4. Electric vehicles
Backing our world-leading car manufacturing bases including in the West Midlands, North East and North Wales to accelerate the transition to electric vehicles, and transforming our national infrastructure to better support electric vehicles.
5. Public transport, cycling and walking
Making cycling and walking more attractive ways to travel and investing in zero-emission public transport of the future.
6. Jet Zero and greener maritime
Supporting difficult-to-decarbonise industries to become greener through research projects for zero-emission planes and ships.
7. Homes and public buildings
Making our homes, schools and hospitals greener, warmer and more energy efficient, whilst creating 50,000 jobs by 2030, and a target to install 600,000 heat pumps every year by 2028.
8. Carbon capture
Becoming a world-leader in technology to capture and store harmful emissions away from the atmosphere, with a target to remove 10MT of carbon dioxide by 2030, equivalent to all emissions of the industrial Humber today.
Protecting and restoring our natural environment, planting 30,000 hectares of trees every year, whilst creating and retaining thousands of jobs.
10. Innovation and finance
Developing the cutting-edge technologies needed to reach these new energy ambitions and make the City of London the global centre of green finance.
To deliver on six points of the plan, the Prime Minister has announced new investment, including:
Carbon capture: To revitalise the birthplaces of the first industrial revolution, the UK will be at the global forefront of carbon capture, usage and storage technology, benefiting regions with industries that are particularly difficult to decarbonise.
An extra £200 million of new funding to create two carbon capture clusters by the mid-2020s, with another two set to be created by 2030. This increased the total invested to £1 billion, helping to support 50,000 jobs, potentially in areas such as the Humber, Teesside, Merseyside, Grangemouth and Port Talbot.
There’s still plenty of detail to examine, but these plans include bold and ambitious steps that will create jobs and sustain communities in towns and cities across the UK for generations
Hydrogen: Up to £500 million, including for trialling homes using hydrogen for heating and cooking, starting with a Hydrogen Neighbourhood in 2023, moving to a Hydrogen Village by 2025, with an aim for a Hydrogen Town – equivalent to tens of thousands of homes – before the end of the decade. Of this funding, £240 million will go into new hydrogen production facilities.
Nuclear: £525 million to help develop large and smaller-scale nuclear plants, and research and develop new advanced modular reactors.
Electric vehicles: Following extensive consultation with car manufacturers and sellers, the Prime Minister has confirmed that the UK will end the sale of new petrol and diesel cars and vans by 2030, ten years earlier than planned.

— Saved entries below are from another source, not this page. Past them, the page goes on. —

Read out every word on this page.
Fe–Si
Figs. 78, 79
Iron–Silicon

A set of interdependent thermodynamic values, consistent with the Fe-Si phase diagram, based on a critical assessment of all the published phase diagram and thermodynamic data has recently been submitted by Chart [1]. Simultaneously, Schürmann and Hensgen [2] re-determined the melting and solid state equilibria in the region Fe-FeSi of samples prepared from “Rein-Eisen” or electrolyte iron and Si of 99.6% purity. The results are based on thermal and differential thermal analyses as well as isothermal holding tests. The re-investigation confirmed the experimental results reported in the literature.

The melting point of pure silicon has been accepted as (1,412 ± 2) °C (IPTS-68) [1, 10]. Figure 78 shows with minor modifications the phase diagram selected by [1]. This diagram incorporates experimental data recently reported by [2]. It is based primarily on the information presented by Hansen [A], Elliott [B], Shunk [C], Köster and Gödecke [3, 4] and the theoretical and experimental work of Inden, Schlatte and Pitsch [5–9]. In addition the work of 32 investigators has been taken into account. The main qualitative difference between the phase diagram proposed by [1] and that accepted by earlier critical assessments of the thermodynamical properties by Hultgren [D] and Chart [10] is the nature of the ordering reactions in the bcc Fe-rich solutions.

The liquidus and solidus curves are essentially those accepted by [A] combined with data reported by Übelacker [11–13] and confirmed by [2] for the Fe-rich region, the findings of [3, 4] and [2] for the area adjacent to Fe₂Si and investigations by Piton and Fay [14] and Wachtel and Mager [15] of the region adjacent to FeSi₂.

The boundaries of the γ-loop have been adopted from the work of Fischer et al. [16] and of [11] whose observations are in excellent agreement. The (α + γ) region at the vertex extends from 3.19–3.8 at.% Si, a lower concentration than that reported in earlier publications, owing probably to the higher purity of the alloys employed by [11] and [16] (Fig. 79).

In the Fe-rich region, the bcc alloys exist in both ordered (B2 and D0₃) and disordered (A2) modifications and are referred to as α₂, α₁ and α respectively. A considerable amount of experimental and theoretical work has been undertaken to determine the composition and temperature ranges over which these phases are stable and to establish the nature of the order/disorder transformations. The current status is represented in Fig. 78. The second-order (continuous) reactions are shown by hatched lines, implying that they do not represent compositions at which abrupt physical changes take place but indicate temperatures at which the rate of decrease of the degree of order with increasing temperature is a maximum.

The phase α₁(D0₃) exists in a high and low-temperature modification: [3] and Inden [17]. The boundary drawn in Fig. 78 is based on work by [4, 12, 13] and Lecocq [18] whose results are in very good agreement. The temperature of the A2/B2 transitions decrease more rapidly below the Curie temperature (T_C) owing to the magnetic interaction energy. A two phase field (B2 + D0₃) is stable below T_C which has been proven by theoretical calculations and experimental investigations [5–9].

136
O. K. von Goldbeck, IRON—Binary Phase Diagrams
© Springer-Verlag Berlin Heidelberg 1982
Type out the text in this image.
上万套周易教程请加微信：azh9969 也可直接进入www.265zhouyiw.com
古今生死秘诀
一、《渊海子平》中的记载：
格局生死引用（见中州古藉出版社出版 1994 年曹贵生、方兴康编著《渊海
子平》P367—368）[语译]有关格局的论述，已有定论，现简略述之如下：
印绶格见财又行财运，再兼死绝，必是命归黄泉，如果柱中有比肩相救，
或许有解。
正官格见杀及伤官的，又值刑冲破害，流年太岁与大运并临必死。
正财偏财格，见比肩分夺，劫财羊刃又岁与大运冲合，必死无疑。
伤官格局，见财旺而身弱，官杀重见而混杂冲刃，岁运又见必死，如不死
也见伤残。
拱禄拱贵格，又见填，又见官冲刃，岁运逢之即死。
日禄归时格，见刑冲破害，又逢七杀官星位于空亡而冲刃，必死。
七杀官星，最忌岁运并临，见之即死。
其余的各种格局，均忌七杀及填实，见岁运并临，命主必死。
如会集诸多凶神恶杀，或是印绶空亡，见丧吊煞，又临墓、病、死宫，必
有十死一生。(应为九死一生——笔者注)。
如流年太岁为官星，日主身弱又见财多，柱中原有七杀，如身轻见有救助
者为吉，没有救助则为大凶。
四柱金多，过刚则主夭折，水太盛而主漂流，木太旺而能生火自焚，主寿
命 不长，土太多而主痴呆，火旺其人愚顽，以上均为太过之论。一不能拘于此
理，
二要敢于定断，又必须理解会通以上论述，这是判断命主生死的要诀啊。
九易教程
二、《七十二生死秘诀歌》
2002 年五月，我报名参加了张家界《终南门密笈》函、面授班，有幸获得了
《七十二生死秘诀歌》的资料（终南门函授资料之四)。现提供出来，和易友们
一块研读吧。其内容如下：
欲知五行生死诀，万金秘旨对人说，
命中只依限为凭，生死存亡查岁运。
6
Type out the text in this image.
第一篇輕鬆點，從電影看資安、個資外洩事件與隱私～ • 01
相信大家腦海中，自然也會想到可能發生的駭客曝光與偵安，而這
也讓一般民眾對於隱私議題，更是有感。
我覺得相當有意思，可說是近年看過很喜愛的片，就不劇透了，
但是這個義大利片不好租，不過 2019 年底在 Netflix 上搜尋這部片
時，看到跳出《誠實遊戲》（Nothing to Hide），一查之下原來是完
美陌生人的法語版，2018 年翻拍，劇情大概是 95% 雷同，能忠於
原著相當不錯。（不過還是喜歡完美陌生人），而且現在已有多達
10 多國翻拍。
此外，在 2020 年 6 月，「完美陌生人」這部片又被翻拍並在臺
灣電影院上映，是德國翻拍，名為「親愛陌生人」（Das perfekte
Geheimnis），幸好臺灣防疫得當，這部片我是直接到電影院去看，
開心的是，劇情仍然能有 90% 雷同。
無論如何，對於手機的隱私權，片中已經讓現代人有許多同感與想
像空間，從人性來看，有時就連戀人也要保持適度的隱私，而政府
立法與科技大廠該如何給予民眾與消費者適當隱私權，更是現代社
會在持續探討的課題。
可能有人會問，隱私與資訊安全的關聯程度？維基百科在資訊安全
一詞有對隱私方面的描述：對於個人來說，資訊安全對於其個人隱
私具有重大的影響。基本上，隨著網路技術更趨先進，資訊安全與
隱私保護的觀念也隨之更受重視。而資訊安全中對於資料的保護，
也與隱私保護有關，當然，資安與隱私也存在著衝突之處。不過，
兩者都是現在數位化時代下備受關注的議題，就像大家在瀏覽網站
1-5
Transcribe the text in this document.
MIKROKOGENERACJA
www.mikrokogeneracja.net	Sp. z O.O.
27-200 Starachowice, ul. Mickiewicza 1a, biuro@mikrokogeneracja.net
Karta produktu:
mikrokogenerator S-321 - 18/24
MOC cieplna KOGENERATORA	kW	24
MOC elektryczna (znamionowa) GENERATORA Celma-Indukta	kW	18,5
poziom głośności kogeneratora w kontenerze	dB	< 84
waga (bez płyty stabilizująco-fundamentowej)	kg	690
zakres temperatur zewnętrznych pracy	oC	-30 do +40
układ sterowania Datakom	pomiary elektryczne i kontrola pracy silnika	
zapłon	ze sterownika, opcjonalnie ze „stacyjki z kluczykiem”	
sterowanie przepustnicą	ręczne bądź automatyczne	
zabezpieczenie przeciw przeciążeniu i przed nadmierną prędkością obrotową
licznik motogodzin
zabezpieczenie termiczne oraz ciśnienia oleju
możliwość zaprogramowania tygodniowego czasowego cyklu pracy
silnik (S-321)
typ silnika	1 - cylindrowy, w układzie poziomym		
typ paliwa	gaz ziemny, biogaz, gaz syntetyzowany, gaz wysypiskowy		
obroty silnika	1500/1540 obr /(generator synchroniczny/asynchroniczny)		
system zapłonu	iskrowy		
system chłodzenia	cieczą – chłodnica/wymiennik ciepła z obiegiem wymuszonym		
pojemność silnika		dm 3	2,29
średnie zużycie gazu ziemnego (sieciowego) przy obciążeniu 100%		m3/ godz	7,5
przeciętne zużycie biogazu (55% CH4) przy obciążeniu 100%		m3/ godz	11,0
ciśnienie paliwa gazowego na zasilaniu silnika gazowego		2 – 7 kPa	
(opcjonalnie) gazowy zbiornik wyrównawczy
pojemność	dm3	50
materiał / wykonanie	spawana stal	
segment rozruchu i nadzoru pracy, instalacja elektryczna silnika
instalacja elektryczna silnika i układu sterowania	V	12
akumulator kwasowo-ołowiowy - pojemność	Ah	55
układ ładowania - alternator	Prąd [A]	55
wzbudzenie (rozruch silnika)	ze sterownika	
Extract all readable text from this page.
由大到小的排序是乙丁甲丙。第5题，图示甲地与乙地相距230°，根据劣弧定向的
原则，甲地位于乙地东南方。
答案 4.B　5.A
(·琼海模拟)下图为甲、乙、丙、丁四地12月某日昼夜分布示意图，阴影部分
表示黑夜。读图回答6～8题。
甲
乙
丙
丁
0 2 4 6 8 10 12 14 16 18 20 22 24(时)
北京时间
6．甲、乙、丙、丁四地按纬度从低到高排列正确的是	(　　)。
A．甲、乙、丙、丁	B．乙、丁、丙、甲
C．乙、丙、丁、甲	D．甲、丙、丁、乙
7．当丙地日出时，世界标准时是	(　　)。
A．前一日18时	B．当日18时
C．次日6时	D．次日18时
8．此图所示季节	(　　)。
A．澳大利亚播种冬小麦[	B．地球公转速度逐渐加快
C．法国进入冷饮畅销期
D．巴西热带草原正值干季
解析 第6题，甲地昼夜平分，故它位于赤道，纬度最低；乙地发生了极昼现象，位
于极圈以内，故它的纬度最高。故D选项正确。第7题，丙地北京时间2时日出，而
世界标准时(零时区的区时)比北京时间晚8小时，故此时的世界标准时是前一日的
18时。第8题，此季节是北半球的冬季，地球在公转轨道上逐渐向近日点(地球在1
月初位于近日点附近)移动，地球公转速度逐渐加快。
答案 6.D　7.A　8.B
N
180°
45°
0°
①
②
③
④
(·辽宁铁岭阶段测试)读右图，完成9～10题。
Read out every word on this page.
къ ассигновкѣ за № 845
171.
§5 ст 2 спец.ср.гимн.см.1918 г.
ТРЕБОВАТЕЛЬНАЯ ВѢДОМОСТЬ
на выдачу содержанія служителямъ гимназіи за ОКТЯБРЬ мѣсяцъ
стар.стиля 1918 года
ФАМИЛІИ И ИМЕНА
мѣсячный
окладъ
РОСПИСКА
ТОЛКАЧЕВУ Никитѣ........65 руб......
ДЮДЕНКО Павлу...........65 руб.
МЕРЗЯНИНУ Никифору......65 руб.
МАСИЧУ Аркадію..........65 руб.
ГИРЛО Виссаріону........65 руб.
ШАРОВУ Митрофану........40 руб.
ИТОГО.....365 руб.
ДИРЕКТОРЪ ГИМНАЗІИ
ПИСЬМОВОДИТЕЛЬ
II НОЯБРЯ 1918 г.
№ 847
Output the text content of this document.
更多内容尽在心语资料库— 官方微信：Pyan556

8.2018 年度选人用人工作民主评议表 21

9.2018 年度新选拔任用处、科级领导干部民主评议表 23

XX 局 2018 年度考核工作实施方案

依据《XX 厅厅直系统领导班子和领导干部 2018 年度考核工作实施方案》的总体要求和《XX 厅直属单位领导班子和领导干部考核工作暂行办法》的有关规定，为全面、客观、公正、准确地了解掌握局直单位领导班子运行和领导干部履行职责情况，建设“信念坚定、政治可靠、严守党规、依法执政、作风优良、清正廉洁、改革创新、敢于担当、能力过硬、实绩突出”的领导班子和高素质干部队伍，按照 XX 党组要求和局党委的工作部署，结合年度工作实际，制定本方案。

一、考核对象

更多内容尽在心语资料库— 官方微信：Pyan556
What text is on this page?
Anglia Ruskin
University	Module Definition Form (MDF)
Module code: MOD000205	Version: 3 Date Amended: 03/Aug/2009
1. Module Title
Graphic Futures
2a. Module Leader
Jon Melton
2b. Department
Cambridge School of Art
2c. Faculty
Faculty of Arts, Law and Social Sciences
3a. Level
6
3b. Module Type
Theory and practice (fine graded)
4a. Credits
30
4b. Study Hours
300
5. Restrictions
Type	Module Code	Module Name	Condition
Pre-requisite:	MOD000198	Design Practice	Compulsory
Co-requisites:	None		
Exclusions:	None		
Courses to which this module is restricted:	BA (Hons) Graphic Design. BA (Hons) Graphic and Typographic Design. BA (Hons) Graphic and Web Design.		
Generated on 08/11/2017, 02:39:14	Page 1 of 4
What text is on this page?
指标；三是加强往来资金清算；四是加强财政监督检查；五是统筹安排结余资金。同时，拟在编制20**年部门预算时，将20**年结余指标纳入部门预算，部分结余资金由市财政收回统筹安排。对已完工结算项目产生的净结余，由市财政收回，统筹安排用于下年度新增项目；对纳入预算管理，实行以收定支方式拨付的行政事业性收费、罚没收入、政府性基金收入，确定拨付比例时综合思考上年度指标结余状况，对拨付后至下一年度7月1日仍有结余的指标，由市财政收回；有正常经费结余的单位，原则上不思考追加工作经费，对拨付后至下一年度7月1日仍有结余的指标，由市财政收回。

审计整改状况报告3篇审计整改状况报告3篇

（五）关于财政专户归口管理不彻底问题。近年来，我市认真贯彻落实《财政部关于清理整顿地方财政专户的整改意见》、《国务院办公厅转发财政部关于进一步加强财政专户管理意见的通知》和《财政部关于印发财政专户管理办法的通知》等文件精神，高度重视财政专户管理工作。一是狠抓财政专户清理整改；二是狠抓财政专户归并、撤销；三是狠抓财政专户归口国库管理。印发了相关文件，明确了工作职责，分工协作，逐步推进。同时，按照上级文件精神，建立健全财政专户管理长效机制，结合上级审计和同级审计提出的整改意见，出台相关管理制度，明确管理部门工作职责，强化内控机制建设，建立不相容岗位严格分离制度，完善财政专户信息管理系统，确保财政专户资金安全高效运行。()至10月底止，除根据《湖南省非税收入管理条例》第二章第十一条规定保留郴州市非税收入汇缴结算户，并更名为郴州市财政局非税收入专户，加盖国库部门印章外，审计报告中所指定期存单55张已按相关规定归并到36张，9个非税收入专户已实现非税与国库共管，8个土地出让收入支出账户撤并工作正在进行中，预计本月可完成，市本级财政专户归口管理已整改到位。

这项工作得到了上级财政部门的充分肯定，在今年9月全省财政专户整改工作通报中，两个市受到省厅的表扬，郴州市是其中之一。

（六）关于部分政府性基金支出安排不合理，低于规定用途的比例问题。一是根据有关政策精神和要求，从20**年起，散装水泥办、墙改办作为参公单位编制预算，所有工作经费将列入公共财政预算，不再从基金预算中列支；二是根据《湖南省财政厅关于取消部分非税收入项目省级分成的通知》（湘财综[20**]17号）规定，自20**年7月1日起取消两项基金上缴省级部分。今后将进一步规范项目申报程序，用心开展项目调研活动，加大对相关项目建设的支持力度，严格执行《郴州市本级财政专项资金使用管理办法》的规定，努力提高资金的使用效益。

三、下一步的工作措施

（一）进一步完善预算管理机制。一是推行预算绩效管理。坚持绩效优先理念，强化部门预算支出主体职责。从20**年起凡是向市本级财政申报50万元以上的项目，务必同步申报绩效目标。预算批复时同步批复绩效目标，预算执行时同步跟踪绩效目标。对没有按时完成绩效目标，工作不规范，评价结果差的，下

However we will allow the sale of hybrid cars and vans that can drive a significant distance with no carbon coming out of the tailpipe until 2035.
Executive director of the Green Alliance, Shaun Spiers, commented on the plan, saying: “It’s great to see the prime minister showing leadership ahead of the Glasgow climate summit next year by putting the industries of the future at the heart of his economic strategy.
“There’s still plenty of detail to examine, but these plans include bold and ambitious steps that will create jobs and sustain communities in towns and cities across the UK for generations, as well as protecting the planet. All eyes are now on the Treasury to deliver on these promises.”